Em 1967, quando trabalhava no Funchal, Pitum fez bons desenhos para o jornal Comércio do Funchal (mais tarde, ilustraria o velho Elucidário Madeirense, 1969-70), mas foi nos afamados Estúdios Vicente, “com os seus belos cenários para fundo, e variados adereços” (p. 32), que fez fotografar a família em vestuária d’antigamente: “Juntámo-nos aqueles que lutavam para tornar museológico este espaço excepcional.” E o devido comentário não se fez esperar: “Muitos anos depois (ou não estivéssemos em Portugal) isso foi conseguido!” (p. 33). A crítica ao país aparece amiúde: em 1977, por exemplo, sobre uma fotografia do célebre programa televisivo A Visita da Cornélia, vem o diálogo “Ah! Que ano tão fatigante! — O próximo será melhor, verás… Com mais saúde, mais alegria, mais governos!” (p. 43). Em 1981, em Moçambique desde 1978, Pitum usou cartões com bela gravura colorida de desfile popular, “souvenir da velha pátria encontrado no lixo”, entre “muitos vestígios que havia do tempo colonial”, para avisar os amigos de que “Por aqui tudo bem. A malta vai crescendo (alguns até excessivamente!)” (p. 47). Em 1987, “ano dos descobrimentos portugueses”, porém “hoje mais comezinhos”, uma figura que faz parte do contorno do mapa continental diz “Descobri a maneira de sacar todo o dinheiro que quero à CEE” e, outra, “Descobri que o ordenado já só chega até ao dia 14” (p. 52). No ano seguinte, Pitum desenha-se frente ao espelho antes de se barbear, enquanto “português médio dialogando com um pincel acerca dos novos impostos” (p. 53). Pais natais fazem manifestações com cartazes de “Boas Festas, sim – Desemprego, não”, ou são vistos, com a vaca e o burro bíblicos, na longa fila à porta dum centro de emprego (1993 e 2012, pp. 59 e 91). O cartão de 2004 duvida: “Será que este país tem conserto?” (p. 77).

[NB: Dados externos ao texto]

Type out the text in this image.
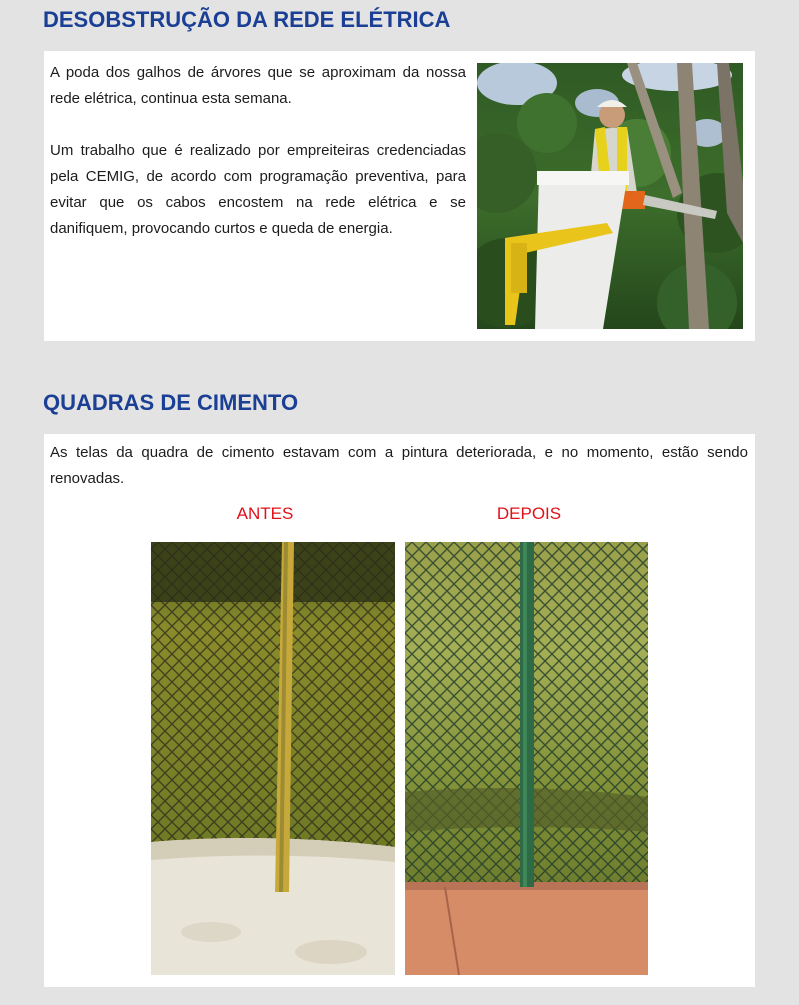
DESOBSTRUÇÃO DA REDE ELÉTRICA

A poda dos galhos de árvores que se aproximam da nossa rede elétrica, continua esta semana.

Um trabalho que é realizado por empreiteiras credenciadas pela CEMIG, de acordo com programação preventiva, para evitar que os cabos encostem na rede elétrica e se danifiquem, provocando curtos e queda de energia.

QUADRAS DE CIMENTO

As telas da quadra de cimento estavam com a pintura deteriorada, e no momento, estão sendo renovadas.

ANTES	DEPOIS
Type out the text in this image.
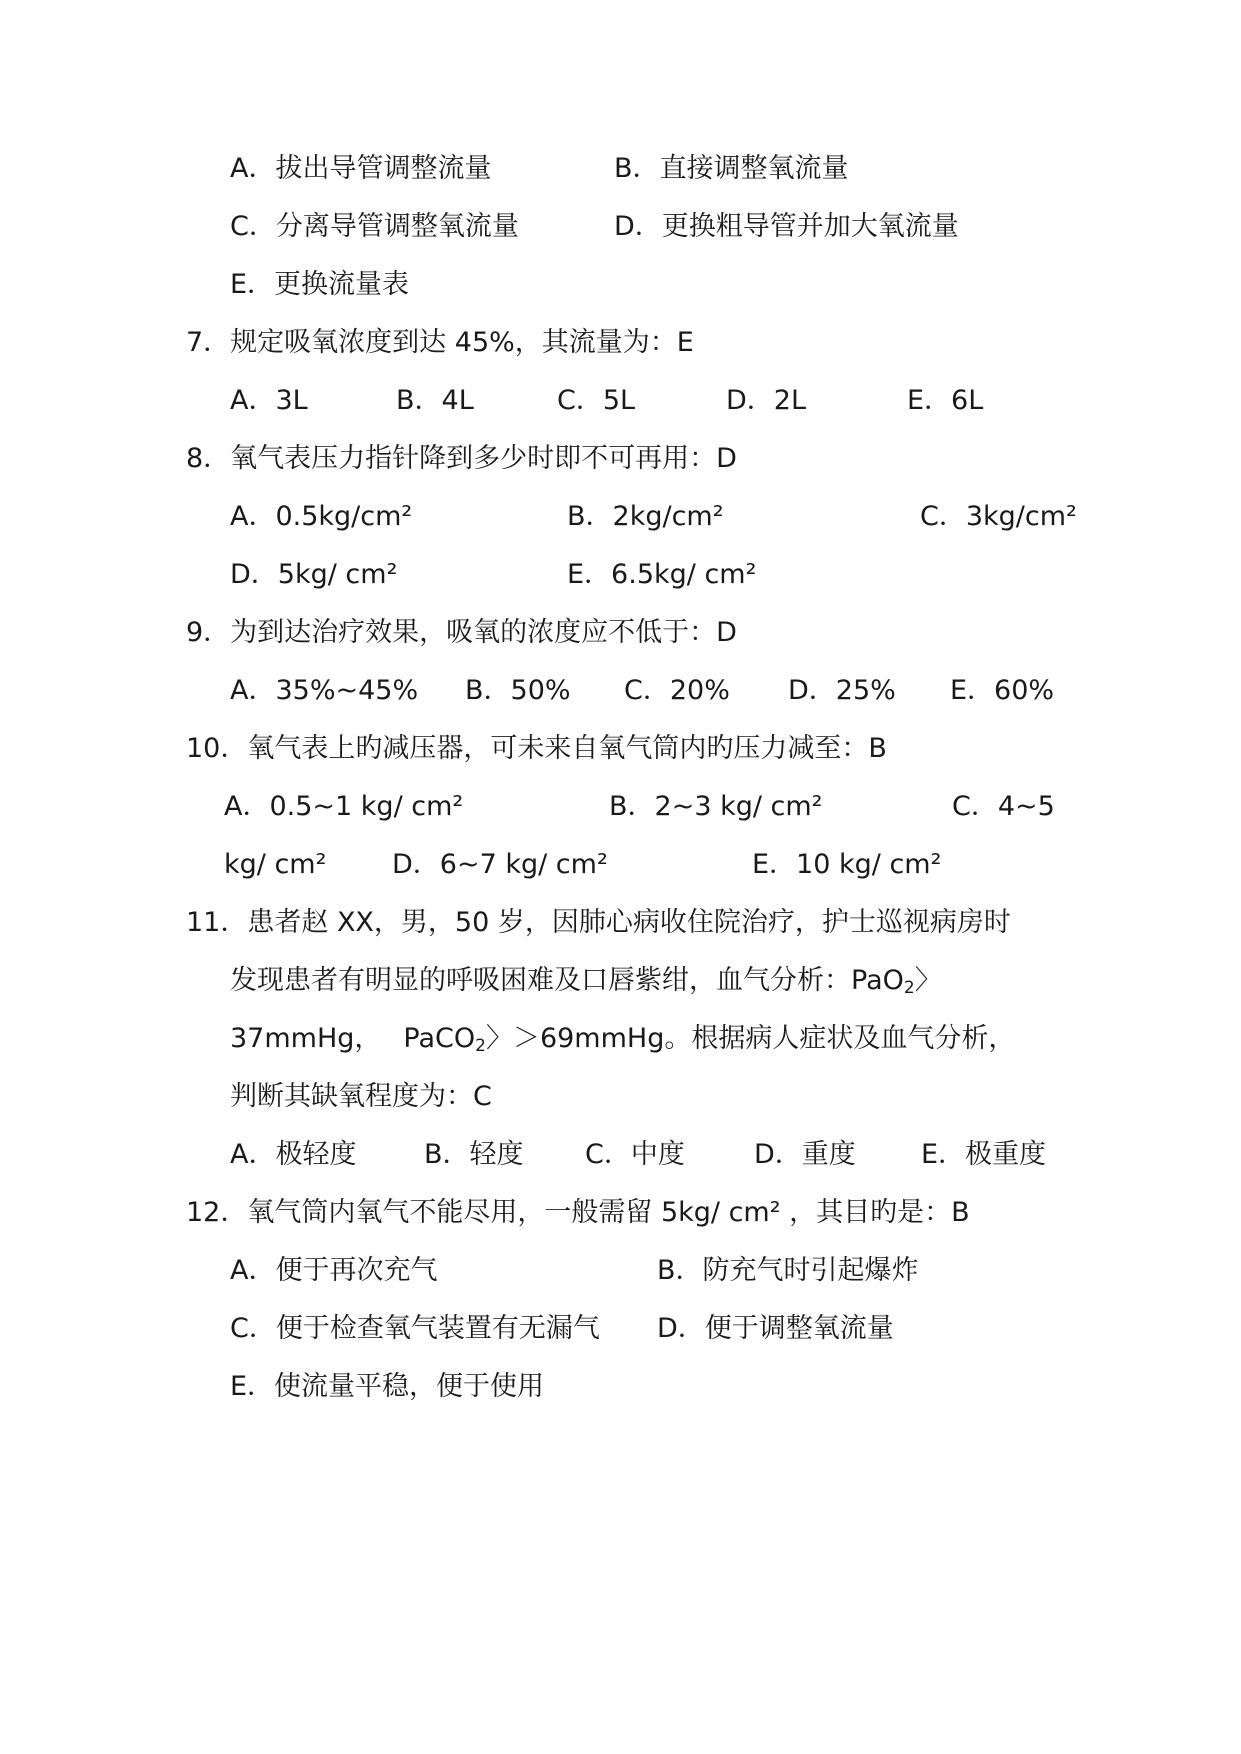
A．拔出导管调整流量	B．直接调整氧流量
C．分离导管调整氧流量	D．更换粗导管并加大氧流量
E．更换流量表
7．规定吸氧浓度到达 45%，其流量为：E
A．3L	B．4L	C．5L	D．2L	E．6L
8．氧气表压力指针降到多少时即不可再用：D
A．0.5kg/cm²	B．2kg/cm²	C．3kg/cm²
D．5kg/ cm²	E．6.5kg/ cm²
9．为到达治疗效果，吸氧的浓度应不低于：D
A．35%~45% B．50% C．20% D．25% E．60%
10．氧气表上旳减压器，可未来自氧气筒内旳压力减至：B
A．0.5~1 kg/ cm²	B．2~3 kg/ cm²	C．4~5
kg/ cm² D．6~7 kg/ cm²	E．10 kg/ cm²
11．患者赵 XX，男，50 岁，因肺心病收住院治疗，护士巡视病房时
发现患者有明显的呼吸困难及口唇紫绀，血气分析：PaO$_2$〉
37mmHg， PaCO$_2$〉＞69mmHg。根据病人症状及血气分析，
判断其缺氧程度为：C
A．极轻度	B．轻度 C．中度	D．重度 E．极重度
12．氧气筒内氧气不能尽用，一般需留 5kg/ cm² ，其目旳是：B
A．便于再次充气	B．防充气时引起爆炸
C．便于检查氧气装置有无漏气 D．便于调整氧流量
E．使流量平稳，便于使用
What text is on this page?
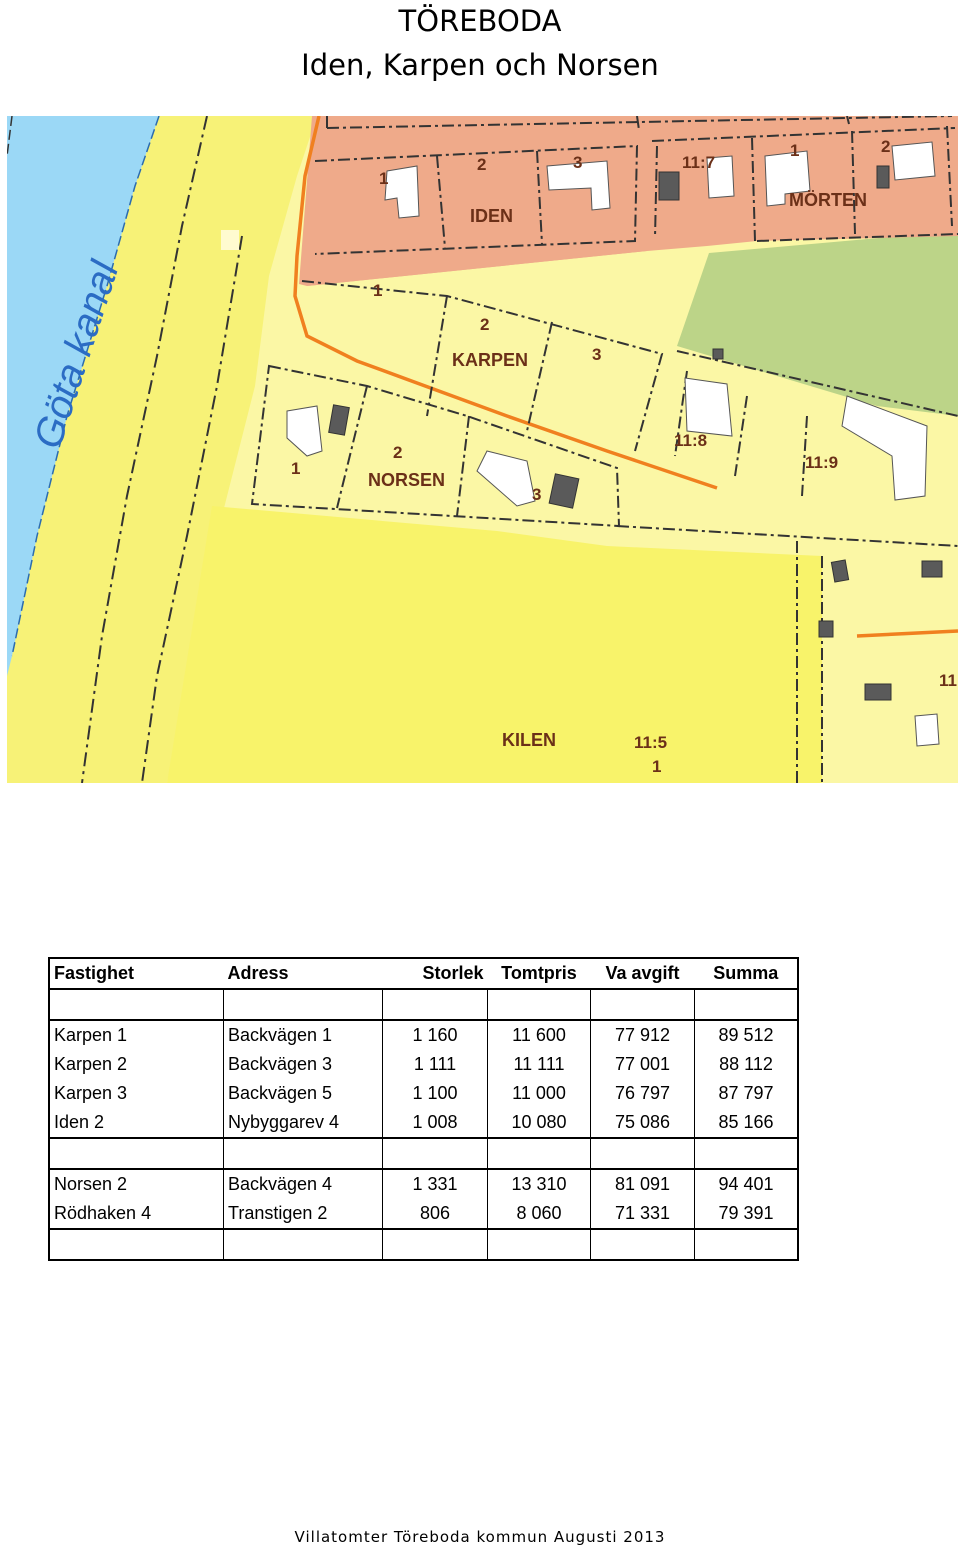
TÖREBODA
Iden, Karpen och Norsen
Göta kanal
IDEN
MÖRTEN
KARPEN
NORSEN
KILEN
11:7
11:8
11:9
11:5
11
1
2	3
1	2
1
2
3
1
2
3
1
Fastighet	Adress	Storlek	Tomtpris	Va avgift	Summa

Karpen 1	Backvägen 1	1 160	11 600	77 912	89 512
Karpen 2	Backvägen 3	1 111	11 111	77 001	88 112
Karpen 3	Backvägen 5	1 100	11 000	76 797	87 797
Iden 2	Nybyggarev 4	1 008	10 080	75 086	85 166

Norsen 2	Backvägen 4	1 331	13 310	81 091	94 401
Rödhaken 4	Transtigen 2	806	8 060	71 331	79 391

Villatomter Töreboda kommun Augusti 2013
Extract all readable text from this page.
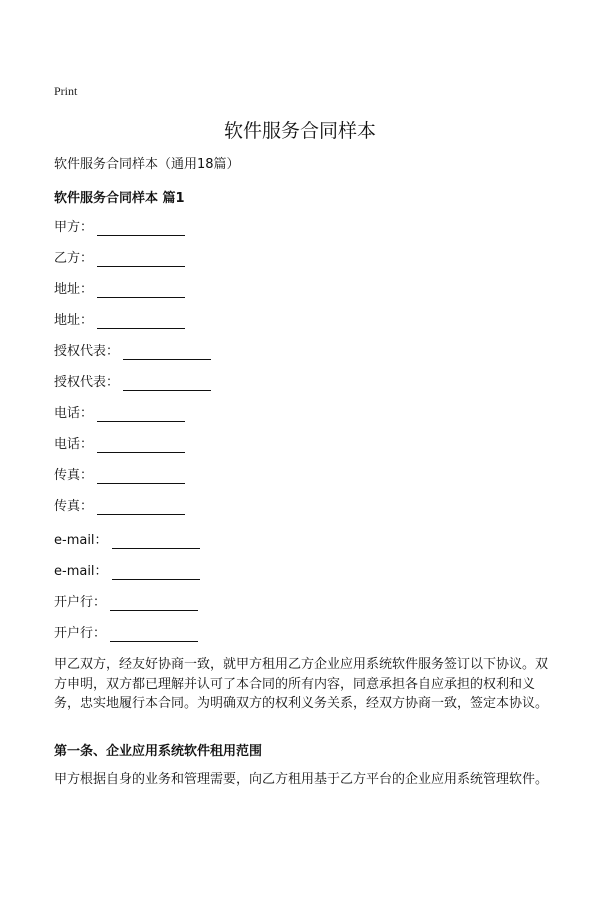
Print
软件服务合同样本
软件服务合同样本（通用18篇）
软件服务合同样本 篇1
甲方：
乙方：
地址：
地址：
授权代表：
授权代表：
电话：
电话：
传真：
传真：
e-mail：
e-mail：
开户行：
开户行：

甲乙双方，经友好协商一致，就甲方租用乙方企业应用系统软件服务签订以下协议。双方申明，双方都已理解并认可了本合同的所有内容，同意承担各自应承担的权利和义务，忠实地履行本合同。为明确双方的权利义务关系，经双方协商一致，签定本协议。

第一条、企业应用系统软件租用范围

甲方根据自身的业务和管理需要，向乙方租用基于乙方平台的企业应用系统管理软件。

A atualidade decide, muitas vezes, as escolhas anuais. A “aparente contradição” entre o aquecimento global e o “frio, frio, frio da Beira Alta” serve de tema ao cartão de 1997. Dez anos depois, uma brigada da ASAE apreende toda a carga do trenó do Pai Natal que, noutro desenho, desconsolado, Pitum e Lira amparam como podem: “Vamos lá… Anime-se! Há coisas piores. Tome um cafézinho… — O mais importante é termos amigos e pensarmos neles!” (p. 83). Em 2000, marcado pela BSE, o desenho — com a legenda “Horror no presépio”… — que passa no televisor mostra Maria, José, Jesus e o burro receosos da vaca enlouquecida, de língua de fora (p. 71). Em Outubro de 2011, Pitum teve um enfarte. “Quis deter as minhas graças, mas o Serviço Nacional de Saúde era ainda mais sério e não deixou”, comenta ele agora. Diz-lhe Lira num bonito desenho: “Espera, querido! Não te vás abaixo agora. Olha que ainda havemos de fazer muito humor com a crise…” (p. 88). E fizeram, de facto: em 2020, ano da Covid-19, “em que as esperanças oferecidas ao presépio não convenciam sequer o burro nem a vaca!”, um chinês, um saudita e um eurocrata, quais reis magos de máscara, trazem as suas salvíficas oferendas, mas o menino Jesus exclama: “Eu só queria um ursinho de peluche…” (p. 101)!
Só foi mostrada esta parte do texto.